We linked this local campaign to the national Patients Not Passports (PNP) movement, which challenges fee charges and immigration checks within NHS settings, and created a local PNP branch to help dismantle the Hostile Environment across the NHS more broadly.
Despite electing a succession of Conservative MPs, the majority of people in Hastings are united in support for refugees
Initially, we faced pushback from medical professionals. We were told it was too inconvenient and expensive to provide access to interpreters. By raising the voices of those being failed by the system, however, we were able to make a lasting impact: the introduction of interpreting services across all departments.
Our connection with the central PNP team, the availability of shared resources and access to funding has significantly increased what we as a small organisation are able to do. That practical ethos is crucial to the way the SKNB network functions. When COVID hit, the financial impact almost saw us having to close our doors. Instead, through our connection to the network, we are now expanding our services to assist and advocate for even more people.
The generosity of the network extends further still, to the way it organises events, messaging and campaigns. Far from the top-down approach often seen in our sector – where large organisations often expect us to follow their instructions, often leaving us blindsided by press releases and without an opportunity to feed into research – the SKNB network understands the need for a fully collaborative approach. It knows the successes of it as a result.
Keeping up the fight
Throughout the Solidarity Knows No Borders 2022 Week of Action, tag-lined ‘10 Years Too Long’, groups all over the country have organised local actions, from film screenings to concerts, from pickets to parties, from marches to our very own action, a beach picnic.

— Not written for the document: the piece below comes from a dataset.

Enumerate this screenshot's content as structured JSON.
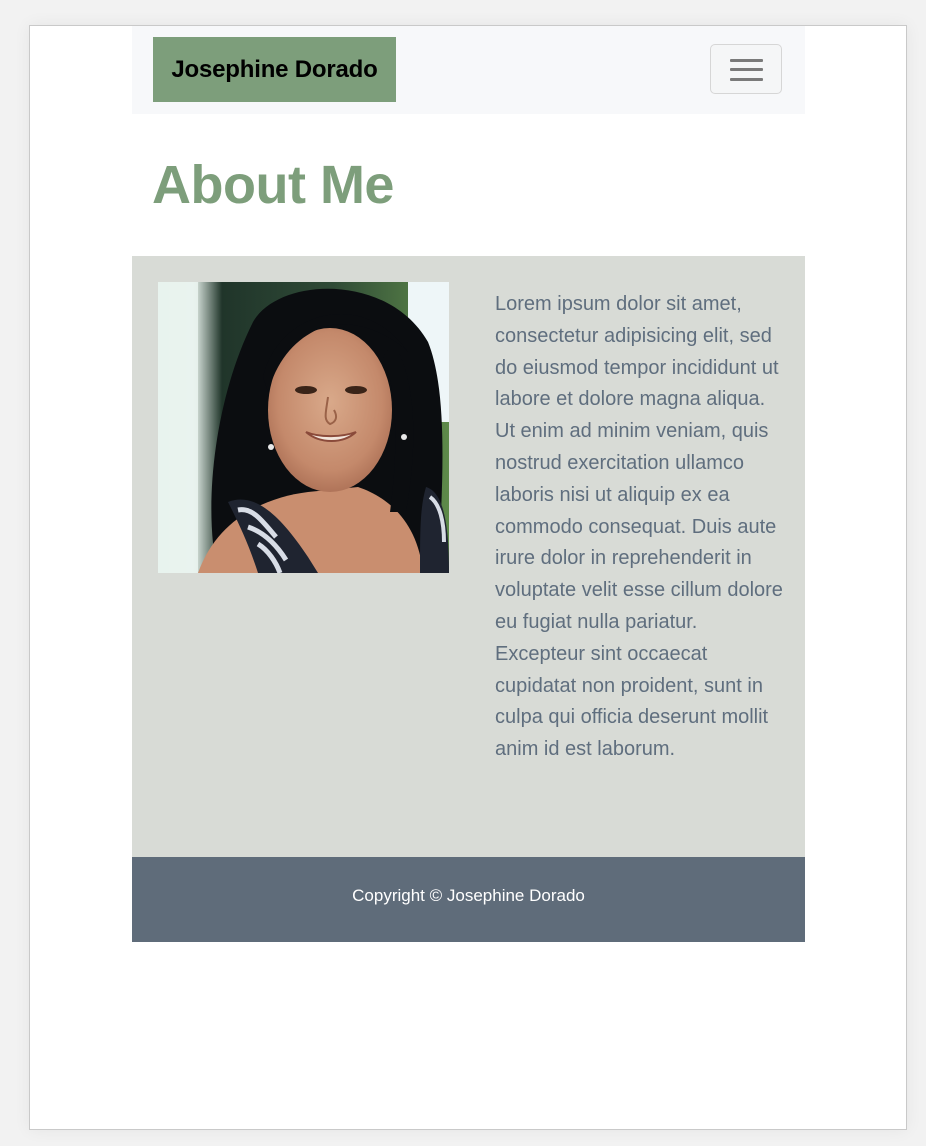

Being by the sea here in Hastings is an important reminder of the small boats arriving from Calais, and an essential public display of solidarity in our town. We are saying: the Hostile Environment might be government policy, but it doesn’t represent our community.
In five year’s time, when the Refugee Buddy Project celebrates its tenth anniversary, we must not find ourselves also marking 15 years of the Hostile Environment. We must instead ensure that we’re celebrating an end to that policy’s insidious impact on our public services and daily life.
Under this brutal government, migrants’ rights work is becoming increasingly difficult. National networks of solidarity are more crucial than ever. They give us hope, and much more: they remind us that we must organise, together, for real change.